30 avril 2008
UN COIN DE PARADIS
"Si tu vas à Okinawa, ne reste pas sur l'île principale".
On peut dire que tout le monde m'a donné ce conseil, je l'ai donc suivi: vendredi dernier, nous voilà avec ma chère et tendre à Naha, puis, après une heure de bateau, à Akajima. Et non, il ne s'agit pas de l'île rouge (赤島) mais de l'île du rivage merveilleux, 阿嘉島 en kanji ultra-difficiles.
D'après Take qui y propose des balades en kayak depuis quinze ans, l'île commence à peine à être populaire auprès des touristes. Ça se sent : on se dit encore bonjour dans les ruelles du village, et il n'y a ni hôtel cinq étoiles ni restaurant, mais seulement des auberges plus ou moins "chez l'habitant" et une gargote qui vend du Taco-rice à 500 yens, tout ça dans un paysage idyllique de montagnes boisées se jetant à pic dans la mer turquoise.
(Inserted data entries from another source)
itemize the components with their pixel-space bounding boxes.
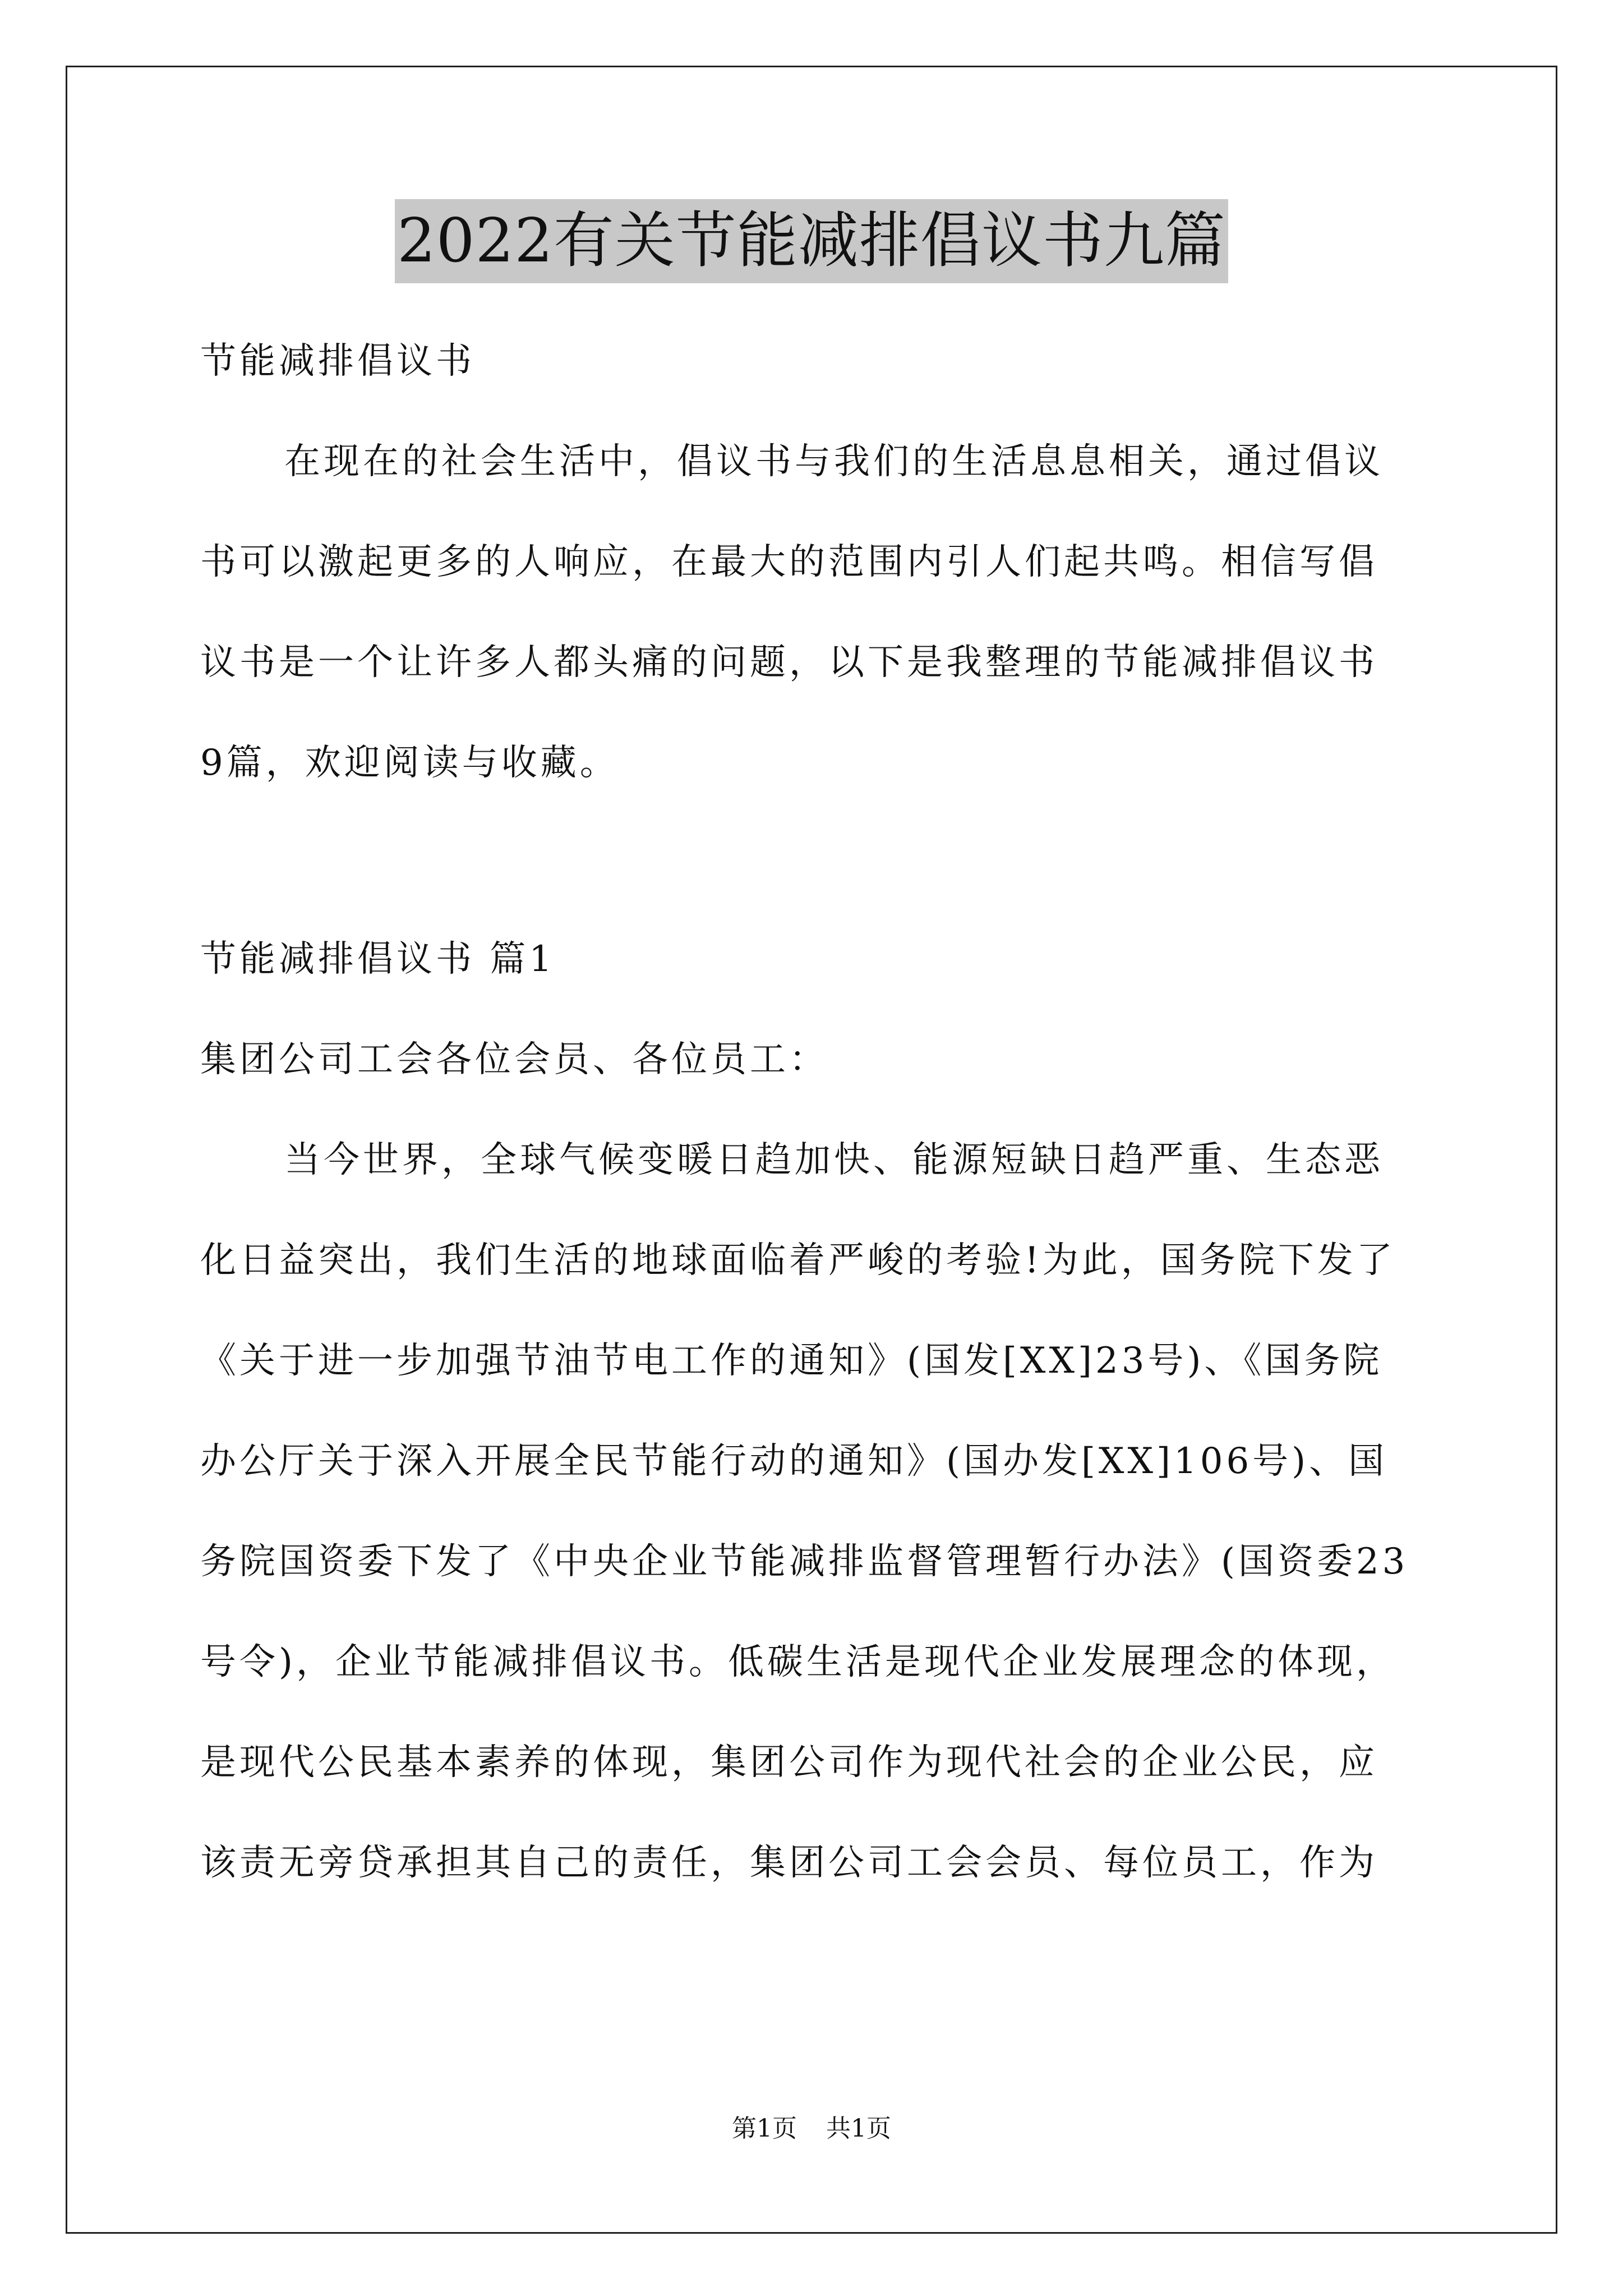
body-line: 是现代公民基本素养的体现，集团公司作为现代社会的企业公民，应 [200, 1742, 1378, 1783]
section-heading: 节能减排倡议书 [200, 341, 475, 382]
body-line: 该责无旁贷承担其自己的责任，集团公司工会会员、每位员工，作为 [200, 1842, 1378, 1884]
page-footer [0, 2112, 1623, 2146]
body-line: 书可以激起更多的人响应，在最大的范围内引人们起共鸣。相信写倡 [200, 541, 1378, 583]
body-line: 当今世界，全球气候变暖日趋加快、能源短缺日趋严重、生态恶 [284, 1139, 1384, 1181]
title-container [0, 199, 1623, 283]
body-line: 《关于进一步加强节油节电工作的通知》(国发[XX]23号)、《国务院 [200, 1340, 1383, 1382]
document-body [200, 311, 1434, 1913]
page-number: 第1页 [732, 2114, 797, 2143]
body-line: 办公厅关于深入开展全民节能行动的通知》(国办发[XX]106号)、国 [200, 1441, 1388, 1482]
body-line: 号令)，企业节能减排倡议书。低碳生活是现代企业发展理念的体现， [200, 1641, 1395, 1683]
body-line: 务院国资委下发了《中央企业节能减排监督管理暂行办法》(国资委23 [200, 1541, 1409, 1582]
document-title: 2022有关节能减排倡议书九篇 [395, 199, 1228, 283]
salutation: 集团公司工会各位会员、各位员工： [200, 1039, 828, 1080]
body-line: 在现在的社会生活中，倡议书与我们的生活息息相关，通过倡议 [284, 441, 1384, 482]
body-line: 化日益突出，我们生活的地球面临着严峻的考验!为此，国务院下发了 [200, 1240, 1396, 1281]
page-total: 共1页 [826, 2114, 891, 2143]
body-line: 议书是一个让许多人都头痛的问题，以下是我整理的节能减排倡议书 [200, 642, 1378, 683]
section-heading: 节能减排倡议书 篇1 [200, 938, 556, 980]
body-line: 9篇，欢迎阅读与收藏。 [200, 742, 619, 784]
J'étais venu là dans un objectif "vacances", sans prendre l'ordinateur malgré une traduction sur le feu et les corrections de Tokyo Rhapsodie que je dois encore rentrer.
Vacances, ça veut dire balades à pied et en kayak, plongées tranquilles et longues discussions avec les gens de passage chez Take. Bon, j'ai quand même mis à plat le plan du texte indochinois, la rédaction commence dès que j'aurai un moment pour souffler.